Something is going wrong. Wronger than climate change alone would account for, Sarah reflects, looking at the reports on her desk. Kudzu is spreading. Not just spreading, getting worse. It’s been a scourge in the south for centuries, but always it could be kept back. Now it’s not growing a foot a day under ideal conditions, it’s growing a yard a day under marginal conditions. Under ideal conditions it grows three to five times that fast. If you cut the vines each tiny piece roots and spreads. Healthy fines are cracking apart not just wood but asphalt, brick, cement. Worse, the cold isn’t killing it anymore. It’s discovered how to go dormant in the winters, even northern winters, and in spring comes raging back. There are reports of small southern towns that have been swallowed already and it’s crawling out of the south at a truly alarming rate.

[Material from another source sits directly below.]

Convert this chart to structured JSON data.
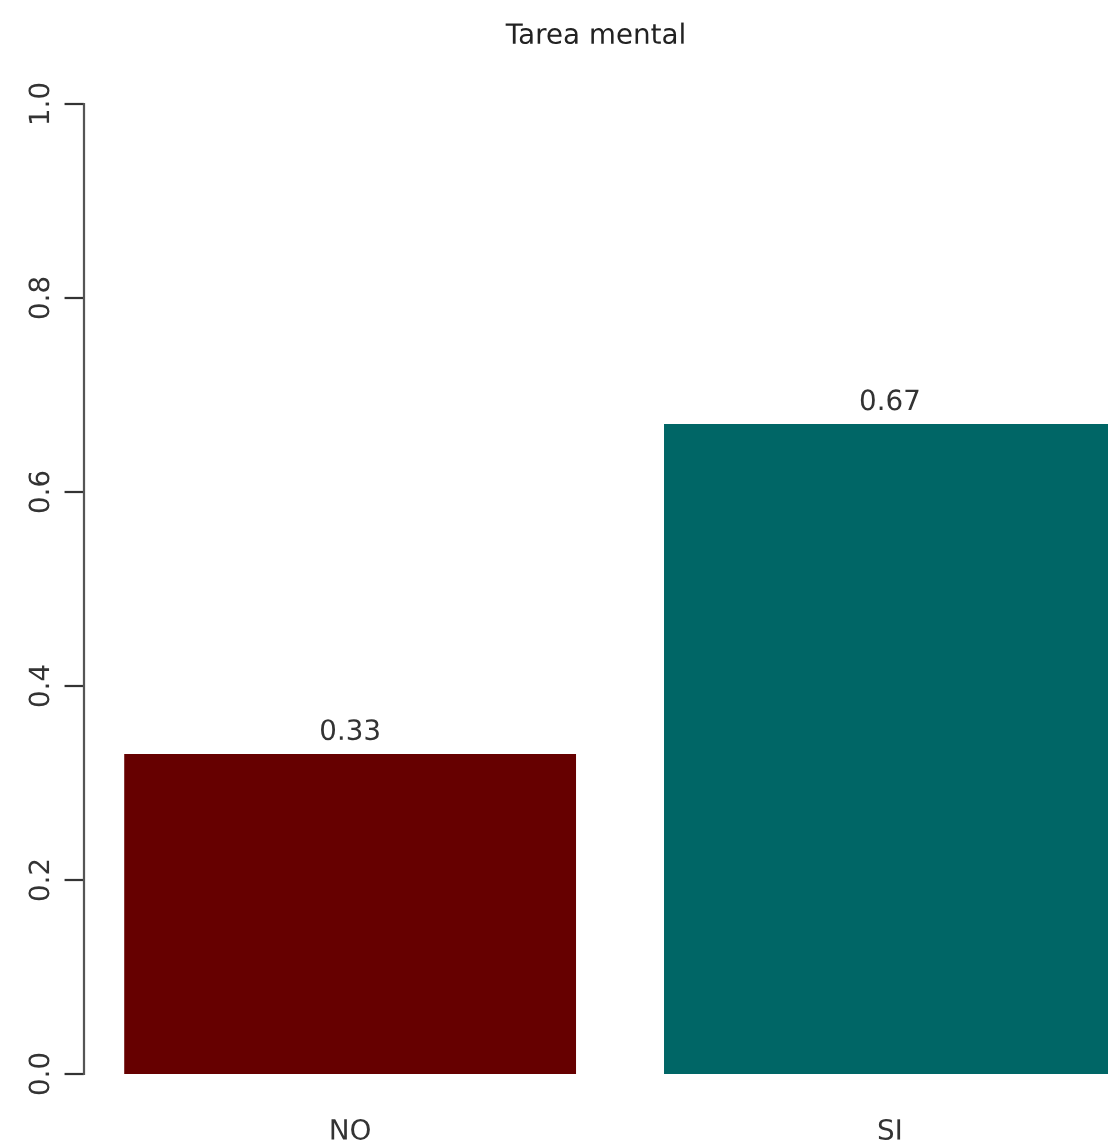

No one really knows what happened, but it’s been traced back to a suburb of Atlanta where one vine mutated. The genes were apparently dominant, so when it flowered, it bred with every vine in the area and spread. The new vines even overwhelmed the old kudzu vines. Only goats and fire hold it back, and you can’t really start mass fires in populated areas.
Delilah tucked the phone between her shoulder and ear. “Well he’s so smart, you know, all he wanted for his birthday was that do it yourself CRISPR kit! We just know he’s going to be a scientist, he’s been locked in his room with it and samples of plants, working away.” A tinny voice from the speaker. “No, he hasn’t started thinking about colleges yet, he’s only a freshman. We’re going to encourage him to join Biology Club, they have a much nicer CRISPR set up at the school.” She silently thanked God they’d moved out to this wealthy Atlanta suburb, with its well-funded schools. Chad would be competitive at even the best universities if he ever got his head out of the little genetic modification lab he’d set up in his own bedroom.
New York Times, June 23 2033
“…although the first DIY CRISPR kits released in 2016 only allowed for primitive experiments on single-celled bacteria, scientific advances quickly allowed more powerful kits to be released. This fall, a complete at-home genetic lab is expected to be the hit Christmas gift for kids, allowing them to modify complex organisms like plants right in their own bedrooms.”